Senator Warren vs. Bitcoin
This summer, Warren appeared on CNBC to discuss the environmental impact of the crypto industry.
“Bitcoin requires so much computing activity that it eats up more energy than entire countries. One of the easiest and least disruptive things we can do to fight the Climate Crisis is to crack down on environmentally wasteful cryptocurrencies,” Warren tweeted at the time.
Mining Bitcoin does indeed demand a tremendous amount of energy consumption.
According to Cambridge University, Bitcoin currently consumes approximately 112 terawatt-hours of electricity every year. That means that if Bitcoin were a country, it would consume more energy than most countries on earth.
This, in turn, means the Bitcoin network produces a hefty amount of greenhouse gas emissions, equivalent to billions of pounds of burned coal, or millions of homes’ average electricity consumption for the year.
How does Greenidge fit into this?
Greenidge Generation has been on the frontline of Bitcoin’s environmental controversy for months.
At the source of Greenidge’s problems is the fact that it draws on a supply of natural gas to create the electricity necessary to mine Bitcoin. Natural gas is not as dirty as coal, but it is still a fossil fuel and thus less environmentally friendly than other renewable sources of energy.
As a result, Greenidge has raised the ire of environmentalists in New York.

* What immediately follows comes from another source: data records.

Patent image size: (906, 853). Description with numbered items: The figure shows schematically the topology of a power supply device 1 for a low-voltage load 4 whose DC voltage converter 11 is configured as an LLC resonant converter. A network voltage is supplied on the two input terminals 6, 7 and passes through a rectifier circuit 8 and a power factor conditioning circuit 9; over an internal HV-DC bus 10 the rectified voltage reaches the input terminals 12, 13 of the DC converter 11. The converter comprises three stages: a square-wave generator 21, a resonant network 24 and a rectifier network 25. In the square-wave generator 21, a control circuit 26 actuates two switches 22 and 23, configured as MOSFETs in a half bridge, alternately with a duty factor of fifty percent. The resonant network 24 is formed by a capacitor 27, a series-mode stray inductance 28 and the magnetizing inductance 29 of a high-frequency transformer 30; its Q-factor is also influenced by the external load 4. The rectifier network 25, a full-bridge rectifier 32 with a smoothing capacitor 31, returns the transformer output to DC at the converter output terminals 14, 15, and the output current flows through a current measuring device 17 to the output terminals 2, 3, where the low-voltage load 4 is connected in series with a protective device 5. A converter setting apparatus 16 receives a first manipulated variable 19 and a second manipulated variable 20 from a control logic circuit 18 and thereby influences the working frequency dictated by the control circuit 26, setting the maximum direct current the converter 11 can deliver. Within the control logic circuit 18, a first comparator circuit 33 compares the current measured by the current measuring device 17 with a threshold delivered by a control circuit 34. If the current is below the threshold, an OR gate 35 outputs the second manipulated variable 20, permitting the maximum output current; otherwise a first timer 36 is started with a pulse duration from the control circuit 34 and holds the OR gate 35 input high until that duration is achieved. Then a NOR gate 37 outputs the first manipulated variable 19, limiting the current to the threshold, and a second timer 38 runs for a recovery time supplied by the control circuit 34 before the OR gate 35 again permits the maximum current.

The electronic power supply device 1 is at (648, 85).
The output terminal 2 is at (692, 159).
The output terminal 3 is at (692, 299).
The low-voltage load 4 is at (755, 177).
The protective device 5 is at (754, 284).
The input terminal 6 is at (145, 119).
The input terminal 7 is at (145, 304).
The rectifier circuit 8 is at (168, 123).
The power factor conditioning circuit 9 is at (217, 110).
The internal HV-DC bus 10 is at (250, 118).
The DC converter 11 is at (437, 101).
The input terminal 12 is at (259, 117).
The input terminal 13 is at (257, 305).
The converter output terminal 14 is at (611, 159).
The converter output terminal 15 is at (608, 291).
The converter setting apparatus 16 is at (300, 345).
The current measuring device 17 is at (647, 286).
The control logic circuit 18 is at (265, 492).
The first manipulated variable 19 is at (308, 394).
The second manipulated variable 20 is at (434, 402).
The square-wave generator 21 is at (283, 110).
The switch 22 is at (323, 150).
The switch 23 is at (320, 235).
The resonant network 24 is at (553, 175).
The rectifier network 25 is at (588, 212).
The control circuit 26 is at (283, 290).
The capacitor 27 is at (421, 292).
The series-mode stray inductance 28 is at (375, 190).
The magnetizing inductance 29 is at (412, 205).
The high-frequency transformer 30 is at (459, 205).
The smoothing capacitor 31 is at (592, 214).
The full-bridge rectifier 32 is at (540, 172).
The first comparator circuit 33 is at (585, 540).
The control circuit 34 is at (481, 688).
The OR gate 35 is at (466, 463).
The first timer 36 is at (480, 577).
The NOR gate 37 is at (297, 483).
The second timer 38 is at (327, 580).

“It’s not environmentally friendly. I don’t think burning natural gas 24/7 at a power plant that was previously closed, except for a couple of days in the summer or winter, is compliant with greenhouse gas emission reduction targets anywhere,” Many Rose, deputy managing attorney at Earth Justice previously told Decrypt.
What’s next?
Greenidge is facing a battle to renew its Title V permit with the Department of Environmental Conservation in the state of New York. This permit specifies the legal maximum emissions the facility is legally permitted to generate.
On March 25, Greenidge submitted a package of documents in support of its renewed application. That package contains a letter—seen by Decrypt—that showed the facility has the permission to emit up to 641,000 tons of carbon dioxide equivalents per year.
To put that figure into context, the Environmental Protection Agency’s carbon emissions calculator suggests the company’s maximum legal emissions amount to about 708 million pounds of burned coal, 116 thousand homes’ average electricity consumption for the year, or 1.6 billion miles driven by a passenger vehicle.